Cette façon de se mettre au milieu doit être conçue comme définitive : ce n’est pas une tactique pour traiter une urgence. Elle est appelée à devenir une manière d’être chez celui qui veut travailler à la paix, le chrétien qui suit Jésus. Nous n’avons pas le droit de rester dans une situation difficile seulement dans la mesure où elle est supportable. Il nous faut vouloir rester jusqu’au bout, au prix de notre mort intérieure. Ainsi seulement nous sommes les disciples de ce Jésus qui ne s’est pas dérobé au jardin des Oliviers.

Nous nous rendons compte qu’une véritable intercession chrétienne est difficile ; elle ne peut être faite que sous l’Esprit Saint et nous savons qu’elle ne sera pas comprise de tous. Mais si elle suscite un désir, c’est celui-ci : être sur place dans le conflit, là où des citoyens sans défense sont menacés et assassinés. Rester là purement passifs, sans aucune action politique ni aucun cri de protestation, en nous fiant à la seule force de l’intercession. Être là, comme Marie au pied de la Croix, sans maudire personne et sans juger personne, sans crier à l’injustice ou invectiver quelqu’un.
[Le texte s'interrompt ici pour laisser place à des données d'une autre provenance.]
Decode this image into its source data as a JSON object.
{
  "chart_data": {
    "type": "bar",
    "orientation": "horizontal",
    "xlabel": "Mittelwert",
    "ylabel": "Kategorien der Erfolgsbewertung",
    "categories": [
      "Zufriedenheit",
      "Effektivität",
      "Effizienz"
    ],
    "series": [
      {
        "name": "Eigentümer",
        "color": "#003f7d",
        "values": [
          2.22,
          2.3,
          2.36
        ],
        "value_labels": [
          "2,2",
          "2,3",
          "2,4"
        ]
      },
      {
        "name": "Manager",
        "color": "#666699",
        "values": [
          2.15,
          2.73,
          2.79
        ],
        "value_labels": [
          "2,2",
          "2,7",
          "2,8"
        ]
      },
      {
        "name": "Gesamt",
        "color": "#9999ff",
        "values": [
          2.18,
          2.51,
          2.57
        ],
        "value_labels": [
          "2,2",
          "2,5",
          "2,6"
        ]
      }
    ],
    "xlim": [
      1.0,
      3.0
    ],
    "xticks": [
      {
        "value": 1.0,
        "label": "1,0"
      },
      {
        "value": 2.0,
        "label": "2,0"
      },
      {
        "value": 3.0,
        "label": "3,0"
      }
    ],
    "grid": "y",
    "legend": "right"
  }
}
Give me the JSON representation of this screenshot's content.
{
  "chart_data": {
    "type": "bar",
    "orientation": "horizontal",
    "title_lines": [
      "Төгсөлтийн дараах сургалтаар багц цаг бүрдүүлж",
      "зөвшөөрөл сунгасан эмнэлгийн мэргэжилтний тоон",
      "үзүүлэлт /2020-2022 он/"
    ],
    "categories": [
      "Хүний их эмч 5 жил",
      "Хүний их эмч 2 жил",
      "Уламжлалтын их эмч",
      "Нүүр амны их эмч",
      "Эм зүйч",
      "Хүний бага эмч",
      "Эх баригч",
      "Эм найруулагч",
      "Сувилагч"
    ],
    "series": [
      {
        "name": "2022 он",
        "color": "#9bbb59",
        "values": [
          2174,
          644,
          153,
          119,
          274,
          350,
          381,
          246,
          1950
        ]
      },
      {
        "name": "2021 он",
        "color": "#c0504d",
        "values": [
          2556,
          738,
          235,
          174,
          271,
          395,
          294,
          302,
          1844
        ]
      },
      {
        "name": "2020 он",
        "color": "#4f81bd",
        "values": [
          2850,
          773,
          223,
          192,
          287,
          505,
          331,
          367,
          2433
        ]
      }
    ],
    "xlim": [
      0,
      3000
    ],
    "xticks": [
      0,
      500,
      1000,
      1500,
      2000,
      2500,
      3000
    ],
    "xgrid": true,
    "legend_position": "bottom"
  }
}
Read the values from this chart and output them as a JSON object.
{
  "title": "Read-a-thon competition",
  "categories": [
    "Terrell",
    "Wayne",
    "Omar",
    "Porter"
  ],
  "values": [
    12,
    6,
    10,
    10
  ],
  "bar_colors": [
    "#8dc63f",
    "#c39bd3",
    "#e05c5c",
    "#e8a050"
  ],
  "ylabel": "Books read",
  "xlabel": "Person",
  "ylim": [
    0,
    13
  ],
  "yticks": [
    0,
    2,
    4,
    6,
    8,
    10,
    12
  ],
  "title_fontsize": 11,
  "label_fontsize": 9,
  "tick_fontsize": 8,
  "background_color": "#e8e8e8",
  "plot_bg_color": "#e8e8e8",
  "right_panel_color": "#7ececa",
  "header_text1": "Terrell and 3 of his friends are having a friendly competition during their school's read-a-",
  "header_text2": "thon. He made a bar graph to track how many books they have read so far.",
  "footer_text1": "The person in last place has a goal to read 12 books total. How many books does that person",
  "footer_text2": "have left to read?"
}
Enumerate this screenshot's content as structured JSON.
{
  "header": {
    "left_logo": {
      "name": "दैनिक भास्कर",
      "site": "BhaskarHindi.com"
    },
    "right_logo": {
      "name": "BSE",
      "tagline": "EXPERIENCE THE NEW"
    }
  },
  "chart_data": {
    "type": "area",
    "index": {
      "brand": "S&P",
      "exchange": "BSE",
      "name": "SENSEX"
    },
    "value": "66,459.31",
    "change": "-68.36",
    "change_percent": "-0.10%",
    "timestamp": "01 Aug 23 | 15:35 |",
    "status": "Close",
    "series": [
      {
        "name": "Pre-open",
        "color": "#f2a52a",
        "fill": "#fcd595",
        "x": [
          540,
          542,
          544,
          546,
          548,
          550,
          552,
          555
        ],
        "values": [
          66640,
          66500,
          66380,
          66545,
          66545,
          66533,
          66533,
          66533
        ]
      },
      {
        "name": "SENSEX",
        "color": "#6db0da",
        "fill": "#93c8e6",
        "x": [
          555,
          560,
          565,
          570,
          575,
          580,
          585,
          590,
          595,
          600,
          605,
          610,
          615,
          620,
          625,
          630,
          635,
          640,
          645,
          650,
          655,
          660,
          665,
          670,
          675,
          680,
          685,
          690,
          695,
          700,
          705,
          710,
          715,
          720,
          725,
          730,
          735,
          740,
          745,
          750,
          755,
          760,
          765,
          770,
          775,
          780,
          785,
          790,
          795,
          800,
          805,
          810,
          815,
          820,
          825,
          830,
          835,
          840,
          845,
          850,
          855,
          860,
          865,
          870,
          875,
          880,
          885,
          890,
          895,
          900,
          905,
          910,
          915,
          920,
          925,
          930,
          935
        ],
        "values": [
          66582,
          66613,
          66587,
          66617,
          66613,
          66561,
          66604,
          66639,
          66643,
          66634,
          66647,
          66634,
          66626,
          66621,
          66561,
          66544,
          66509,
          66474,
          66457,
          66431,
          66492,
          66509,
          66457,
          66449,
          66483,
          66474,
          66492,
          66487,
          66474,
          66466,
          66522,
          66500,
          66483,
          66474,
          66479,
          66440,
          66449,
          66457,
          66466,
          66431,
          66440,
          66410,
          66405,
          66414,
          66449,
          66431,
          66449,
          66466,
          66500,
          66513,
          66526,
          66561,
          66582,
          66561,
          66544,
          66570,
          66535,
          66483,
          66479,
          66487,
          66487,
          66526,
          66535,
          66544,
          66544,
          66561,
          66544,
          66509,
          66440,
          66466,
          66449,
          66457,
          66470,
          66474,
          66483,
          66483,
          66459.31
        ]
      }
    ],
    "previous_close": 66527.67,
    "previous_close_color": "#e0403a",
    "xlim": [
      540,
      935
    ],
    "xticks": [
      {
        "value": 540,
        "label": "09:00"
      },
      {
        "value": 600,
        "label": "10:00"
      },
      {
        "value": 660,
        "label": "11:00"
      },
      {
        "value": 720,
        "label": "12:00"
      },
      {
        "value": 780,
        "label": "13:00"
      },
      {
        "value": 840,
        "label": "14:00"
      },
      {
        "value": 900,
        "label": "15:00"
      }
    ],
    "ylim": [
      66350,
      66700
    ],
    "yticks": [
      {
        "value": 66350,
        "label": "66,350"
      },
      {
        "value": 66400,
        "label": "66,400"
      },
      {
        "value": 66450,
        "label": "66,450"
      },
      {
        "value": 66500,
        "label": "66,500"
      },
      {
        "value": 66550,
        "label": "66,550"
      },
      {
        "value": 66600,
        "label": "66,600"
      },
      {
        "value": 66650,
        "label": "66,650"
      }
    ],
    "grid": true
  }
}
Si le conflit au Proche-Orient doit être abrégé, et nous le demandons de tout notre cœur, si la force des négociations vient de nouveau à bout de la force maligne des instruments de mort, ce sera certainement aussi parce que dans les ruelles des villes d’Orient, autour des mosquées ou sur l’esplanade du mur occidental de Jérusalem, là où les juifs se rassemblent pour prier, il y a de petits hommes et de petites femmes sans aucune importance, qui se tiennent là, ainsi, en prière, sans craindre autre chose que le jugement de Dieu ; prostrés, comme le dit Néhémie, devant le Seigneur leur Dieu, confessant leurs péchés et ceux de tous leurs amis et ennemis, jusqu’à ce que s’accomplisse la grande prophétie d’Isaïe : « Ce jour-là, il y aura un chemin allant d’Égypte à Assur [antique territoire qui correspond à l’Irak d’aujourd’hui]. Assur viendra en Égypte et l’Égypte en Assur. L’Égypte servira [le Seigneur] avec Assur. Ce jour-là, Israël viendra en troisième avec l’Égypte et Assur, bénédiction au milieu de la terre, bénédiction que prononcera Yahvé Sabaot : « Béni mon peuple l’Égypte, et Assur l’œuvre de mes mains, et Israël mon héritage » (Is 19, 23-25).

Cardinal Carlo Maria MARTINI, Vers Jérusalem, Cerf, Paris, 2004

Jésuite italien, le cardinal Martini a été recteur de l’Institut biblique pontifical et de l’université Grégorienne, à Rome, avant de devenir archevêque de Milan en 1979. Entre 2002 à 2008, il se retire à Jérusalem et publie Vers Jérusalem. Il est décédé à Milan le 31 août 2012.